KOCHETOV A.V.+, PILUGIN M.V., KOLPAKOV F.A., BABENKO V.N., KVASHNINA E.V., SHUMNY V.K.
Institute of Cytology and Genetics of SD RAS, pr. Lavrentieva, 10, Novosibirsk, 630090 Russia, ak@bionet.nsc.ru
+Corresponding author
Keywords: structural and compositional features, 5′-untraslated regions, computer analysis, considerable asymmetry
Abstract
Computer analysis of the 5’untranslated regions (5’UTRs) of plant mRNA sequences is reported. In comparison with 3’UTRs, the nucleotide composition of 5’UTRs is characterized by a considerable asymmetry in the content of the complementary nucleotides (G/C and A/U) and a strong decrease in the frequency of AUG triplet. It has been also shown that mRNA 5’UTRs of dicot and monocot genes differ in a number of characteristics (length, nucleotide content, and context of translational start codon). Statistically, leaders of dicot mRNAs are A+U-rich sequences, and most of them (77%) vary in length between 11 and 120 nt; whereas 5’UTRs of monocot mRNAs are C-rich, and their lengths are mainly distributed between 40 and 120 nt (68% in analyzed sample). Consensus sequences of translational start contexts are aaaaaaaaaAaaAUGGCu for the dicot and ggggcggccA/GCcAUGGCG for the monocot mRNAs. AUG codon contexts in monocot mRNAs appeared to be considerably different from those in dicots by the occurrence of certain combinations of nucleotides in -3 and +4 positions around AUG. The doublet G-3/G+4 was found to be the most frequent combination in monocot mRNAs (35.3%), whereas the doublet A-3/G+4 was the most frequent in dicot mRNAs (35.9%).
1. Introduction
It is known that structural features of 5’UTRs can influence the translational efficiency of eukaryotic mRNAs1. A scanning model2 is generally accepted to describe the interaction between the majority of mRNAs and ribosomes in eukaryotic cells. According to this model, 40S ribosomal subunits recognize cap at the 5’mRNA end, bind to mRNA near 5’end, and migrate linearly in the 3’direction until they reach the first AUG codon in a favorable context. As was shown, several features of 5’UTRs are important for the mRNA translation:
(1) The nucleotide sequence, or context, surrounding the AUG codon. It is known that the efficiency of AUG codon recognition is modulated by the sequence context of the codon. For vertebrate mRNAs2, the most crucial positions are adenine at position -3 and a guanine at position +4 (where the A in AUG is numbered as +1), other positions seem to be less important.
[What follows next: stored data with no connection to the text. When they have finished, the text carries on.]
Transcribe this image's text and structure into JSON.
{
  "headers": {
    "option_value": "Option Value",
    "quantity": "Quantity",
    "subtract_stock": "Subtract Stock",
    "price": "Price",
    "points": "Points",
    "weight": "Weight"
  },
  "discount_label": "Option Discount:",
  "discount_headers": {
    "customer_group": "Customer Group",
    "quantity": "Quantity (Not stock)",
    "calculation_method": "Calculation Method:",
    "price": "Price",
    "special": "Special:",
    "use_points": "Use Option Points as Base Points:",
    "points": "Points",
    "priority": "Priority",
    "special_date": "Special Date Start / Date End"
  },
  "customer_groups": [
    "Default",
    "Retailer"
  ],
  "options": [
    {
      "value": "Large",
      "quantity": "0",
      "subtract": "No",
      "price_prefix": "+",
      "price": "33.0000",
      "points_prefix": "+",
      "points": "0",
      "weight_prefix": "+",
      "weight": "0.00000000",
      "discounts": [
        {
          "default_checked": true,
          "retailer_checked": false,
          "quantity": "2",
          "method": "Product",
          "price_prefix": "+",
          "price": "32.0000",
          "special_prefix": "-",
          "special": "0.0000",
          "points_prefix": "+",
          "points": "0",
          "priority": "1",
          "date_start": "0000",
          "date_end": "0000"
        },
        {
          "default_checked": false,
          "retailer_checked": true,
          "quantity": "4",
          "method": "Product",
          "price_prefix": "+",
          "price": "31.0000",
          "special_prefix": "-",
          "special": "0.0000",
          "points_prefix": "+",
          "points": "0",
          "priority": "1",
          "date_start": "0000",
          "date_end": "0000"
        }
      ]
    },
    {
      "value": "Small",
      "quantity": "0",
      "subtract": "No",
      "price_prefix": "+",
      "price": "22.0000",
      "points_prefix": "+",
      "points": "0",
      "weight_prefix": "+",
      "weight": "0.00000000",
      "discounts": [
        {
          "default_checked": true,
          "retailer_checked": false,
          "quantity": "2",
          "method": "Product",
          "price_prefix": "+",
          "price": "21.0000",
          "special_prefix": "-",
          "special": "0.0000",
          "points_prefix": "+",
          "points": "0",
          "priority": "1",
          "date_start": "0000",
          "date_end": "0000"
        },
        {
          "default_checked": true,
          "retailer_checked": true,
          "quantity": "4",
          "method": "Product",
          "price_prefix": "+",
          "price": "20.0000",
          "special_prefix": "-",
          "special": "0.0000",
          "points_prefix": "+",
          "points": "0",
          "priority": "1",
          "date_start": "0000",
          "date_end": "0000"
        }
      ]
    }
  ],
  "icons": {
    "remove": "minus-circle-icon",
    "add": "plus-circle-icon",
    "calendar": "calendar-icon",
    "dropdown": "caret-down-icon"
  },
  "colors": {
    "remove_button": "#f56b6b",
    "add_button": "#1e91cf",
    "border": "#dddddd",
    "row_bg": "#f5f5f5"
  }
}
As for plant mRNAs, some researchers have concluded that the context of the initiation codon in plants is of minor importance3,4, while others have shown that it discriminates the level of initiation, similar to that in mammalian systems5,6. Exact role of nucleotides in different positions of the AUG context is still an open question7,8,9.
(2) Leader length. In general, longer leaders (e.g., 80 nt) result in higher translational rates in plant cells than shorter leaders (e.g., 10 nucleotides); however, mRNAs with leader sequence less than 10 nucleotides long can still be efficiently translated2,8.
(3) Secondary structure in the leader. Secondary structures and AUGs within 5’UTR hinder the scanning and, as a consequence, decrease translational efficiency of the mRNA. mRNAs with excessive secondary structure in their 5’UTR are discriminated against by the translational machinery and inefficiently translated in both plant and animal cells1,2,6,8.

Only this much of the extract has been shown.